Author: Florent Schaffhauser, Uni-Heidelberg, Summer Semester 2023
# %display latex
Definition. A scatter plot in the plane is a family $(x_i,y_i)_{1\leq i\leq n}$ of $n$ points in $\mathbb{R}^2$.
As we know, it is possible, using Lagrange interpolation, to find a polynomial $ P $, of degree $(n-1)$, passing through these $n$ points, meaning that it satisfies $P(x_i)=y_i$ for all $i$. However, the behaviour of $P$ at other points $x$ may have very little to do with the way the points are distributed in the plane, as shown by the following example.
# First, we plot a few points in the plane, entering the coordinates by hand in this case
# The code below is written in a way that, if you want to add a point, you just edit the data list
data = [(1,25),(2,15),(3,9),(4,24),(5,37),(6,50),(7,51)]
G = plot([])
G += list_plot(data, size = 20, color = 'red',
xmin = 0, xmax = 8, ymin = -5, ymax = 80)
G
If one had to describe this scatter plot, one would say that, at least starting from $x=2$, the points seem to lie on the graph of an increasing function. And if we draw the Lagrange interpolation polynomial, we obtain the following graph.
from IPython.display import Latex as tex
# Sage has a function that computes the Lagrange interpolation polynomial
R = PolynomialRing(QQ, 'x')
L = R.lagrange_polynomial(data)
tex( f" $$ L(x) = { latex(L) } $$ " )
# We can add the graph of P to the scatter plot in the following way, using the command '+='
G += L.plot(xmin=0,xmax=8,ymin=-5,ymax=80)
G
So it is clear that, at least in this example, the Lagrange polynomial has very little predictive value: if we look at it value at $x=8$ for instance, we do not expect the point $(8,y_8)$ to be related to our data.
A = matrix(QQ, [[1,1],[2,1],[3,1],[4,1],[5,1],[6,1],[7,1]])
show(A)
Y = matrix(QQ, [[25],[15],[9],[24],[37],[50],[51]])
So let us see how to make better approximate our scatter plot using the least squares method, also called linear regression or data linearisation.
First, we choose a model. Based on the shape of the scatter plot, we figure that an affine line of equation $ y = a x + b $ should provide a reasonably good approximation.
Second, by definition of the least squares approximation, we study the following optimisation problem, for which the initial data is the scatter plot $ ( x_i, y_i )_{1 \leq i \leq 7} $ and the unknowns are the parameters of our model, meaning the real numbers $ (a,b) $.
$$ \min_{(a,b)\in\mathbb{R}^2} \big(y_1-(ax_1+b)\big)^2 + \big(y_2-(ax_2+b)\big)^2 +\,\ldots \,+ \big(y_7-(ax_7+b)\big)^2 $$or, in matrix form,
$$\min_{(a,b)\in\mathbb{R}^2} \|Y-AX\|^2 $$where $ X = \begin{pmatrix} a \\ b \end{pmatrix} $, $$ A = \left(\begin{array}{rr} 1 & 1 \\ 2 & 1 \\ 3 & 1 \\ 4 & 1 \\ 5 & 1 \\ 6 & 1 \\ 7 & 1 \end{array}\right) \quad \text{and}\quad Y = \left(\begin{array}{r} 25 \\ 15 \\ 9 \\ 24 \\ 37 \\ 50 \\ 51 \end{array}\right) \,.$$
Warning. The notation can be confusing but the point is that the first column of $ A $ is given by the $ ( x_i )_{ 1 \leq i \leq 7 } $, while the vector $ Y $ is given by the $ ( y_i )_{ 1 \leq i \leq 7 } $ of our initial data.

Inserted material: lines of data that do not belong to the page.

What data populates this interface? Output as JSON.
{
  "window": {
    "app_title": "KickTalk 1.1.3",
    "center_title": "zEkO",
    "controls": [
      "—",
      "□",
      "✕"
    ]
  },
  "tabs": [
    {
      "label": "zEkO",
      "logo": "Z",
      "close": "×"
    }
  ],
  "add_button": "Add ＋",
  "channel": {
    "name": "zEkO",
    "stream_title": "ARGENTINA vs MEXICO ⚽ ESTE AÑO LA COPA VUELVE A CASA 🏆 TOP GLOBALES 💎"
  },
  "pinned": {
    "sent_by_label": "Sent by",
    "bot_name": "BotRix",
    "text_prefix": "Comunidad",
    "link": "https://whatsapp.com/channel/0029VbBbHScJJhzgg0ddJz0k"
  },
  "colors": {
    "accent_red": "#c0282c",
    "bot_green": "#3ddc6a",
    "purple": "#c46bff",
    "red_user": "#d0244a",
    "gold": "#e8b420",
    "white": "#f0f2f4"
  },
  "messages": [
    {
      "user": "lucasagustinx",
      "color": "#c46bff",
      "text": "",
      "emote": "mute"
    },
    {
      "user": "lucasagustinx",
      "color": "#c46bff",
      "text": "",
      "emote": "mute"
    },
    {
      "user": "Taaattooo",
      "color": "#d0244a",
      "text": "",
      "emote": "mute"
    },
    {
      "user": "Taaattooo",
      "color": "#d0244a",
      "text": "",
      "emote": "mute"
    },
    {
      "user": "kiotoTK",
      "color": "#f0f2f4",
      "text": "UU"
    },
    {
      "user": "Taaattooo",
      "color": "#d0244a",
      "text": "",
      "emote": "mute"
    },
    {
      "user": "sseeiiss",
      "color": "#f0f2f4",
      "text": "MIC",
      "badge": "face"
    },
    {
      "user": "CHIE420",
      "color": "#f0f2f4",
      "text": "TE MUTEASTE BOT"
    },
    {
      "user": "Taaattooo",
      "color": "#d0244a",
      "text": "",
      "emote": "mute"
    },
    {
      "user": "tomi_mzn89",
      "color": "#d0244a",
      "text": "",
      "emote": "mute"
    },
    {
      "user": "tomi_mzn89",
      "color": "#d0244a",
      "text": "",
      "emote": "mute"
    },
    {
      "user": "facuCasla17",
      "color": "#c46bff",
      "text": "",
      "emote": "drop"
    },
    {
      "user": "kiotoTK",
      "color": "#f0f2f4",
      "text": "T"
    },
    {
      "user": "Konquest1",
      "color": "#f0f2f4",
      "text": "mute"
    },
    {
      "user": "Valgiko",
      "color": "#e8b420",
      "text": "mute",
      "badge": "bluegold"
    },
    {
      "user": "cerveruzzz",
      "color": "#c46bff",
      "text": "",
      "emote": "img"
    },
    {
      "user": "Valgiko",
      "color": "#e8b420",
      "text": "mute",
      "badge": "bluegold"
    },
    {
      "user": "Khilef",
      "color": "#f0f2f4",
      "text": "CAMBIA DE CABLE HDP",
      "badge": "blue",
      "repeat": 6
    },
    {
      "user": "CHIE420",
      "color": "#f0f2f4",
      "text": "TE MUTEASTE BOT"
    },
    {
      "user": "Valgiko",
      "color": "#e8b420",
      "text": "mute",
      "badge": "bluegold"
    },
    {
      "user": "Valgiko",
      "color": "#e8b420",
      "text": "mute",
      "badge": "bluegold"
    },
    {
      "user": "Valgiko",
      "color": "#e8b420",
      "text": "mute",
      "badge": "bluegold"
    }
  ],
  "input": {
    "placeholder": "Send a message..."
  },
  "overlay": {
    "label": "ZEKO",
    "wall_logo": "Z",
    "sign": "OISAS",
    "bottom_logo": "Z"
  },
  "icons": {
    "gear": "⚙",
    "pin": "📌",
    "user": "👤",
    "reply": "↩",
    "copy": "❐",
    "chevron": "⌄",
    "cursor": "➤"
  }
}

Note that $ \| Y - A X \|^2 = 0 $ precisely if $ Y = A X $, which means that all points $ ( x_i, y_i )_{ 1 \leq i \leq 7 } $ lie on the affine line of equation $ y = a x + b $.
# Check again what our data set is and compare it to the matrix A and the vector Y above.
show(data)
Mathematically, the optimization problem $$ \min_{X\in\mathbb{R}^2}\|Y-AX\|^2 $$ can be solved by orthogonal projection.
Indeed, we are looking for a vector $ Z = A X $, meaning that $ Z \in \mathrm{Im}\,A $, that should minimise the quantity $ \| Y - Z \|^2 $, which is the square of the distance between the points associated to the vector $ Y $ and $ Z $ in $ \mathbb{R}^7 $.
We know the solution to that problem: it is provided by the orthogonal projection of the vector $ Y $ to the subspace $ \mathrm{Im}\, A \subset \mathbb{R}^7 $.
Note that it is quite remarkable that the solution to what is a $ 2 $-dimensional problem (find a line that best approximates a scatter plot in the plane) goes through orthogonal projection in an Euclidean space of dimension $ 7 $.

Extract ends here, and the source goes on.